Wireless carrier Sprint’s announcement last week that it would be the first U.S. carrier to offer Wireless Emergency Alerts quickly became fodder for conspiracy theorists, due in part to the mandatory nature of some of the notifications.
According to Sprint’s press release:
Wireless Emergency Alerts allow the Federal Emergency Management Agency (FEMA) to accept and deliver warning messages to wireless networks from the president of the United States, the National Weather Service and state and local emergency operations centers. Sprint customers will be able to effectively and accurately receive warnings and safety information via text alerts to mobile phones that are equipped with the enabling software and based on their geographic location.

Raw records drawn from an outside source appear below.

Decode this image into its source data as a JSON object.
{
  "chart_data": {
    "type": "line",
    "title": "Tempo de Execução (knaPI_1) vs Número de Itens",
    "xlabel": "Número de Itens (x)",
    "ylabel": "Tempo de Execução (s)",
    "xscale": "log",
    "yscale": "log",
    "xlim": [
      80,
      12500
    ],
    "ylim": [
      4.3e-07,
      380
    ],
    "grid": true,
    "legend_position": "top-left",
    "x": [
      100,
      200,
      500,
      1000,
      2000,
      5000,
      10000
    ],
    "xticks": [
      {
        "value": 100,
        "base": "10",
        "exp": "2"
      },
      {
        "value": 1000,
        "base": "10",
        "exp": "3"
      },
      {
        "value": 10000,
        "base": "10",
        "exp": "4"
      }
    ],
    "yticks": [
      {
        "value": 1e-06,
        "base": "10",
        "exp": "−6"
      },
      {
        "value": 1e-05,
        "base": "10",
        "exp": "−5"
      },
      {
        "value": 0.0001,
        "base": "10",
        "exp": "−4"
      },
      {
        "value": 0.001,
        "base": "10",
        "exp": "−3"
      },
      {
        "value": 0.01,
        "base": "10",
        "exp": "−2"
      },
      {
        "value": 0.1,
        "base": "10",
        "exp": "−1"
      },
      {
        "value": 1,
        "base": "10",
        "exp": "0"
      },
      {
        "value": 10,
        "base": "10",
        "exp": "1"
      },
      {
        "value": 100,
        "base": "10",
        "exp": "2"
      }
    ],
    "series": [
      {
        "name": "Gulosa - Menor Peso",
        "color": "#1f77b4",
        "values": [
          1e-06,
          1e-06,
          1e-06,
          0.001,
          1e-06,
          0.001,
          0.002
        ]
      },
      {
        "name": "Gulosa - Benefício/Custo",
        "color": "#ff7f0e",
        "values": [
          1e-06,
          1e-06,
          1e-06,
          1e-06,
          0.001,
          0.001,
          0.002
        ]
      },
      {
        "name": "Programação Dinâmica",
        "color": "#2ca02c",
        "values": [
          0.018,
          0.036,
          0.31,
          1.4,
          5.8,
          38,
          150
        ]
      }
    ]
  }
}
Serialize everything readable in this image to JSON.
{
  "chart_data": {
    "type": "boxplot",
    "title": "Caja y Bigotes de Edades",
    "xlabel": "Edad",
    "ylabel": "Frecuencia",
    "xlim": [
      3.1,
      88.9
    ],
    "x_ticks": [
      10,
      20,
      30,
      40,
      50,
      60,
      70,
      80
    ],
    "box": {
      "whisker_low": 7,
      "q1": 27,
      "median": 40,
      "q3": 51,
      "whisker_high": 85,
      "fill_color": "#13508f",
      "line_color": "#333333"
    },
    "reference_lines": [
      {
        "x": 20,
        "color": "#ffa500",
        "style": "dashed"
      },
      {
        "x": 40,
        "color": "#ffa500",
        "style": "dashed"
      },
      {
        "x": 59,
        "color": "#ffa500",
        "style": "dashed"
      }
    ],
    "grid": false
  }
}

The service is available on a number of Sprint’s handsets — those with the necessary hardware — with a distinct alert tone, vibration cadence and inbox icon used to differentiate the alerts from standard text messages. While users can opt-out of alerts categorized as “Imminent Threats to Life” and “AMBER Alerts,” the “Presidential Alerts” are mandatory.
A use-case scenario given in the release describes a chemical spill near a stadium event:
An emergency message could be targeted to cell phones at a stadium event, informing attendees of where to go or what direction to drive following a nearby highway accident or chemical spill.
This location-based scenario is echoed in FEMA’s description of the Commercial Mobile Alert System (CMAS), which enables the Wireless Emergency Alerts.
A key differentiator of the IPAWS [Integrated Public Alert and Warning System] CMAS capability versus existing subscription-based text messaging alert services currently available in some localities is that the IPAWS CMAS will enable alert messages to be sent to any cell phone within range of a particular cellular communications towers. The CMAS also utilizes different communications channels and protocols in cellular systems which decrease the impact of network congestion on alert message delivery during times of emergency.
As business continuity professionals know, one of the most common problems faced during a crisis is communications capacity issues. By addressing this problem, the Wireless Emergency Alerts will almost certainly save lives and greatly reduce the impact of disasters.
Even so, this semi-mandatory Government initiative brought out the critics and conspiracy theorists, with some threatening to boycott Sprint — even though all four major carriers indicated they will participate in the program.
Government mistrust is not always unjustified, but those who actually think that this system is a tool for propaganda and fear mongering need to get a grip.
I just hope the lessons learned by the national Weather Service — people begin to ignore alerts if they are issued too frequently — will help guide FEMA in its use of the system.